Rev. Jeffrey Symynkywicz, November 19, 2006
But I won’t. Because in matters of simplicity and simple gifts, especially, it is true that “Form follows content.” So I’ll try to “keep it simple.” For from true simplicity, I think, many great blessings do indeed flow…
So much of our lives are spent in doing those “important things” like working and getting and spending and making repairs and reading instructions and following directions. We spend so much of our time considering the “big things” in life like why are we all here… what does it all mean… where are we headed… how can we change the world and make it better… And these are all important questions, and we should consider them (indeed, we have a responsibility as human beings, I think, to consider them). But if we’re always so concerned about the “big things” in life, we’ll miss out on so many of those small things—so many of those “simple gifts” – those tiny, unremarkable, seemingly insignificant, maybe everyday blessings, that truly give life its color and its flavor and its zest.

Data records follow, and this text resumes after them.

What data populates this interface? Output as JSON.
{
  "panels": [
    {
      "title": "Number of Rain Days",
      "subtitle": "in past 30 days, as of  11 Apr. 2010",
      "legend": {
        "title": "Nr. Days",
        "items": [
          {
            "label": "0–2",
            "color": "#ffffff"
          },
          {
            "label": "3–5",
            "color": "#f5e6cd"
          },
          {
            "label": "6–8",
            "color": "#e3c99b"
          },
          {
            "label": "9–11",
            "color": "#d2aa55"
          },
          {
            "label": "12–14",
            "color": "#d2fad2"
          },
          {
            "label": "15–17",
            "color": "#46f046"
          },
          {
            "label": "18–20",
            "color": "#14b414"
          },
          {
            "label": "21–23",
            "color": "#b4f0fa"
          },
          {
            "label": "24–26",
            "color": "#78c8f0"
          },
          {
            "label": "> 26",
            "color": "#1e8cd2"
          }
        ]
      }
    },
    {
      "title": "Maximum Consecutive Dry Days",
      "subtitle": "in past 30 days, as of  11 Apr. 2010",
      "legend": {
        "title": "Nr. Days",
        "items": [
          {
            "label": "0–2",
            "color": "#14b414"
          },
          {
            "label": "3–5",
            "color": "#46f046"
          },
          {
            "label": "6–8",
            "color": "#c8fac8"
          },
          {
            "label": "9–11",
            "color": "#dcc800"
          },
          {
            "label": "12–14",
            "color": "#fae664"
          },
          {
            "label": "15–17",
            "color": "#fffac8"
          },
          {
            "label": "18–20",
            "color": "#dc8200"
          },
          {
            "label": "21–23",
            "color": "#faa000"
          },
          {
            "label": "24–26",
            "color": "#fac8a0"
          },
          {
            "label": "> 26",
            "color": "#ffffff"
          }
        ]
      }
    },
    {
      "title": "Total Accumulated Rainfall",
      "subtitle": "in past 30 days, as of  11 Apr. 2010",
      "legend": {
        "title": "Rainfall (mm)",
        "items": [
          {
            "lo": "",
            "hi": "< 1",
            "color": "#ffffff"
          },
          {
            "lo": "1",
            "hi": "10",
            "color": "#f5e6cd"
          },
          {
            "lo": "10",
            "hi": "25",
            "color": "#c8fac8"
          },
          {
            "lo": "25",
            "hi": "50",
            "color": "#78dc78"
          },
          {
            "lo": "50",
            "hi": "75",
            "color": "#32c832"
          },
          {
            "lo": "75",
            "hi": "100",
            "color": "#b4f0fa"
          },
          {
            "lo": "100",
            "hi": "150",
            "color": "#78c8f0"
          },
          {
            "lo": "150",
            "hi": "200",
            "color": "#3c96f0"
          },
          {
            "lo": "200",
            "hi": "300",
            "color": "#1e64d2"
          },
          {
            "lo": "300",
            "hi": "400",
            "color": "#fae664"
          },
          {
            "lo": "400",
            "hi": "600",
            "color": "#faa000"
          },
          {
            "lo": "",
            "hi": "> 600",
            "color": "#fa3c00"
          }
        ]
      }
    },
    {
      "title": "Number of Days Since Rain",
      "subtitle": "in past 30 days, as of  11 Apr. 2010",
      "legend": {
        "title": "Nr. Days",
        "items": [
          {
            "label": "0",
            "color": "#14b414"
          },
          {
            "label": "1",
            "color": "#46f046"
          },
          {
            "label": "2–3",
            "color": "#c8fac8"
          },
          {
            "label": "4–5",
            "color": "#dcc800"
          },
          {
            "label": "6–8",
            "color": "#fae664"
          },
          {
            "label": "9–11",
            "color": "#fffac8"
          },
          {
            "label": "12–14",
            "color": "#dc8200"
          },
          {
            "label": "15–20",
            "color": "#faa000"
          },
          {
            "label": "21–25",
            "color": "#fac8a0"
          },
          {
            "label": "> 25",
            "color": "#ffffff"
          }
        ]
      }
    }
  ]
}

For life gives us other kinds of gifts too. (Gifts we miss out on if we’re always “too busy” with the “bigger” matters of life.) Life gives us clouds that look like giant dinosaurs, and fields of daisies and black-eyed Susans that seduce us to come and lay down in them; and the taste of sugar snap peas, right off the vine; and the music of birds in the trees in the instant just after sunrise; and the crunch of leaves under our feet; and the musical laughter of tears; and the feeling of a child tugging at your ears, and saying with his or her eyes: “You are immortal, you chubby old thing, you are immortal.”
This is the sort of luxury our hearts and souls crave: the sheer luxury of love; the warmth of that human touch; the sparks of caring and concern that illuminate our souls and set these pent-up hearts of ours to beating once again.
These are the simple gifts of life that bless us all in so many amazing ways of grace. They are the simple gifts that truly are at the heart of this blessed holiday season.